There was just one problem: it focused on technology, which Crichton used – but didn’t really understand.
“I was really scared to do Year Up because I really didn’t know anything," she said. "But day two, day three of Year Up, we’re already taking apart a computer, looking at the components, putting it back together. And for us to be doing that day two and having that basic knowledge – it’s amazing.”
Year Up’s programs in Seattle and 10 other cities nationwide offer 18-to-24-year-olds six months of paid job-skills training, followed by a six-month corporate internship doing anything from testing video games to customer service.
The program focuses on career skills that can land participants jobs that pay at least $15 an hour after one year of training.
Crichton’s internship includes software quality control and work on the IT help desk at the Washington Federal bank headquarters in Seattle.
She's so thrilled to be working she shows up before her shift is supposed to start at 8:30 in the morning. "I actually come in around 7 or 8 a.m.," she said. "We only have to be here eight hours a day, but I always stay until 5. If there’s work to do, then I’m happy to do it. I love to do the work.”
The work involves all kinds of computer problems Crichton couldn’t have solved a year ago.
She goes down a list of tickets she recently resolved from bank branches all around the country: “Computer black screen, computer died, computer monitor request – we get a lot of those.”

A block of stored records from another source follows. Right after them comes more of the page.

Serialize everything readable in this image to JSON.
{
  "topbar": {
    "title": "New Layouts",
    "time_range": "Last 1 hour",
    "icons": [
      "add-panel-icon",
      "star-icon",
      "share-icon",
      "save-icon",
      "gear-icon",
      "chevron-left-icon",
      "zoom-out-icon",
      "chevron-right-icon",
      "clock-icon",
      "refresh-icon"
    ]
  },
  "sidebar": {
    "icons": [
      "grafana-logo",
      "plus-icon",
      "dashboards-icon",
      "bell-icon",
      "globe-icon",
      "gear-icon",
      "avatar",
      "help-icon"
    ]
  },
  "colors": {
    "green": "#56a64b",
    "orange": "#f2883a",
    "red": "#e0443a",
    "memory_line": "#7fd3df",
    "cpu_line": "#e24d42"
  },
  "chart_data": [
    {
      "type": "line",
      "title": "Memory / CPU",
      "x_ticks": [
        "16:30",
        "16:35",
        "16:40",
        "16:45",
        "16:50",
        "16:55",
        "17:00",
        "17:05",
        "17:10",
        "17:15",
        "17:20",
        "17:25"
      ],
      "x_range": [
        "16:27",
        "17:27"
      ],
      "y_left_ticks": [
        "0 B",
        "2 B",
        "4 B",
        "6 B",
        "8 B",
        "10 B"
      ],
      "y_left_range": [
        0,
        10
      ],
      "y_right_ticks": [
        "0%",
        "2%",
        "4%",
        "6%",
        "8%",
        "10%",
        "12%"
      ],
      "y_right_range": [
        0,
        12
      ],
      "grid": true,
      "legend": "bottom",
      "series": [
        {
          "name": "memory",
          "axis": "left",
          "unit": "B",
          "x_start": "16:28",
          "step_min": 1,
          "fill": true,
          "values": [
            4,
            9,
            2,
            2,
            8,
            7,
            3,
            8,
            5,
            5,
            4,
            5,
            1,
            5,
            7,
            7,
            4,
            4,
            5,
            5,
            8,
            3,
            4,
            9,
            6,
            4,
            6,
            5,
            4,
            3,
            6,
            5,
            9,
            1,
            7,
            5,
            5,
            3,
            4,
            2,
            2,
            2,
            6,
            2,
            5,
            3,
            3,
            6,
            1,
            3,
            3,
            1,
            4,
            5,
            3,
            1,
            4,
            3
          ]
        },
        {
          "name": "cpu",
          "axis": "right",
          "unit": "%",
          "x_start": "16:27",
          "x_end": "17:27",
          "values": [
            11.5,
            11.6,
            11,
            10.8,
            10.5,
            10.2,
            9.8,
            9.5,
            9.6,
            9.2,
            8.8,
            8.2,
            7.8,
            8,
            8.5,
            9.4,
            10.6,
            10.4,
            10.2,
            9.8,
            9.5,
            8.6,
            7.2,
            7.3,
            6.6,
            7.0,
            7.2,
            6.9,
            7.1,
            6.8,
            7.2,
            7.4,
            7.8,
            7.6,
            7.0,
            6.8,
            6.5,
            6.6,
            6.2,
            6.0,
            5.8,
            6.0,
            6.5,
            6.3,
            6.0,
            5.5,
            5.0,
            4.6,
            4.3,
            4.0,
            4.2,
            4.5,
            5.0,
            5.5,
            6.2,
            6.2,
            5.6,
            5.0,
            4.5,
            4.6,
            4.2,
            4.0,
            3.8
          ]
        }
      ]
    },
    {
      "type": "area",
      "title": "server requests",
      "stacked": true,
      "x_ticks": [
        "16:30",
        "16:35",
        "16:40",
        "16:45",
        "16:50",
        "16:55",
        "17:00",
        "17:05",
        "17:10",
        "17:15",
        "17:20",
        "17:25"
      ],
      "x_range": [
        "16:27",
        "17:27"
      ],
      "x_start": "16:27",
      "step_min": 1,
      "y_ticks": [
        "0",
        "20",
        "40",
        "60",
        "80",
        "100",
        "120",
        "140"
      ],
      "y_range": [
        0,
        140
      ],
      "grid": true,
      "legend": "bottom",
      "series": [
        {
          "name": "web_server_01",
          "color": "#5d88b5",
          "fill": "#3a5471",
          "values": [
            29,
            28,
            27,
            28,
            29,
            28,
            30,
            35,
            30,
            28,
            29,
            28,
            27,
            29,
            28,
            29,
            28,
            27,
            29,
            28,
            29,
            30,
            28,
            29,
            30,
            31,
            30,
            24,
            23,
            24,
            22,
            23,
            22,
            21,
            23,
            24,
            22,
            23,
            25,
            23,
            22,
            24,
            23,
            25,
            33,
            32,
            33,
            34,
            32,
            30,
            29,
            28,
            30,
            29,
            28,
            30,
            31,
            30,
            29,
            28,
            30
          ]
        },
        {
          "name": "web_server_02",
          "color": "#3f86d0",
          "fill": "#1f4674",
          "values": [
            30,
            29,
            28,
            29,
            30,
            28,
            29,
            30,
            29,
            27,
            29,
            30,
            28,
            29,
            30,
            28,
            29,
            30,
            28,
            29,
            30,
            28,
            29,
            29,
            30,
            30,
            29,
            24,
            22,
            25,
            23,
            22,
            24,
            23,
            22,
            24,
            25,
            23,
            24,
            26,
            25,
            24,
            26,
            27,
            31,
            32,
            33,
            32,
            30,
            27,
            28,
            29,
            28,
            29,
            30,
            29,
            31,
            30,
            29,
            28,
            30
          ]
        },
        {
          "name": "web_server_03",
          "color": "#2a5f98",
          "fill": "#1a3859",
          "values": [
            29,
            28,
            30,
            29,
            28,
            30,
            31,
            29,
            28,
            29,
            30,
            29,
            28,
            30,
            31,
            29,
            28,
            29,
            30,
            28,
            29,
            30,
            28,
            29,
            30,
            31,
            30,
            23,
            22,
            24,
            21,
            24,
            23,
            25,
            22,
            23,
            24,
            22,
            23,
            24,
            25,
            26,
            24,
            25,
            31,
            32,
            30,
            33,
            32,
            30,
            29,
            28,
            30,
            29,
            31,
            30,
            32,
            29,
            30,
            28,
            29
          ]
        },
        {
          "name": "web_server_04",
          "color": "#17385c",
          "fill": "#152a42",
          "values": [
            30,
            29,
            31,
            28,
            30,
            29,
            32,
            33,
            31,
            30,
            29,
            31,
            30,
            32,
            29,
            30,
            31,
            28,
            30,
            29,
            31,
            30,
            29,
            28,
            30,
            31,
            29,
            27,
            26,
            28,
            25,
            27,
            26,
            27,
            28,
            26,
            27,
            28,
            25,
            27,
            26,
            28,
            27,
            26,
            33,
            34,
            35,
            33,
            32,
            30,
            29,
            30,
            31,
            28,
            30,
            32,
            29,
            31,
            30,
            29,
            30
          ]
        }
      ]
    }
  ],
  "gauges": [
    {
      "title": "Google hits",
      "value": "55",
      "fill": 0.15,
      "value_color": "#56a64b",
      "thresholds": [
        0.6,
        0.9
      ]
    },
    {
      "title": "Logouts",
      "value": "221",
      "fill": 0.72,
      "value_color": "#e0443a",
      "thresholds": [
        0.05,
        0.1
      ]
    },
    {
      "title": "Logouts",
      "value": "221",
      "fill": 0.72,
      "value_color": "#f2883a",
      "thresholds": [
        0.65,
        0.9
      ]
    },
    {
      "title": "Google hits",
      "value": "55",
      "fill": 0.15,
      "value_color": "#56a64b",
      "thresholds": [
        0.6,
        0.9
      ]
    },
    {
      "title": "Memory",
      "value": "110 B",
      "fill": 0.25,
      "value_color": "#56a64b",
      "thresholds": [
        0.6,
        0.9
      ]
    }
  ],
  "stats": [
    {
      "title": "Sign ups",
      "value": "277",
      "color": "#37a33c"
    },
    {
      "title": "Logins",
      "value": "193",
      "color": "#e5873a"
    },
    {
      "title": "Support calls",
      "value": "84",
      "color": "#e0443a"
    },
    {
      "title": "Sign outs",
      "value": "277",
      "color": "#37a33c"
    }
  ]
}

But perhaps more valuable for Crichton’s career – she’s learned that she gets excited about the kind of work that many people can’t stand.
“I love paperwork," she said. "I just love being busy and paperwork is something that takes a lot of time. And Excel as well.”
That doesn't surprise Year Up's Chin.
“We like to say that we really don’t give them anything in this program," she said. "They bring it all themselves and we help them reveal what it is.” Chin said the program gets 10 applicants for every available seat.
For a lot of young people, a four-year degree is just not a realistic short-term goal, she said. They need something that pays the bills as soon as possible. And that takes skill.
“We teach what we call the hard skills: what the elements on your computer are called,” said Chin, "and the harder skills, which are, ‘Now, how do I talk to somebody?’”
Nationwide, 85 percent of graduates are working or in school full-time four months after completing the program.
At Washington Federal, help desk supervisor Pat Harding said the three Year Up interns they’ve had have hit the ground running.
“The turnaround time, I would say for them, is a lot less than it would be for someone we’d just hire off the streets." Harding said. "They teach them also not just computer stuff, but also how to interact, and talk, and be productive, and give input."
Companies like Washington Federal pay Year Up $23,000 per intern.
It’s an investment in the community, but also their businesses.
Harding said they hired their last Year Up intern full-time.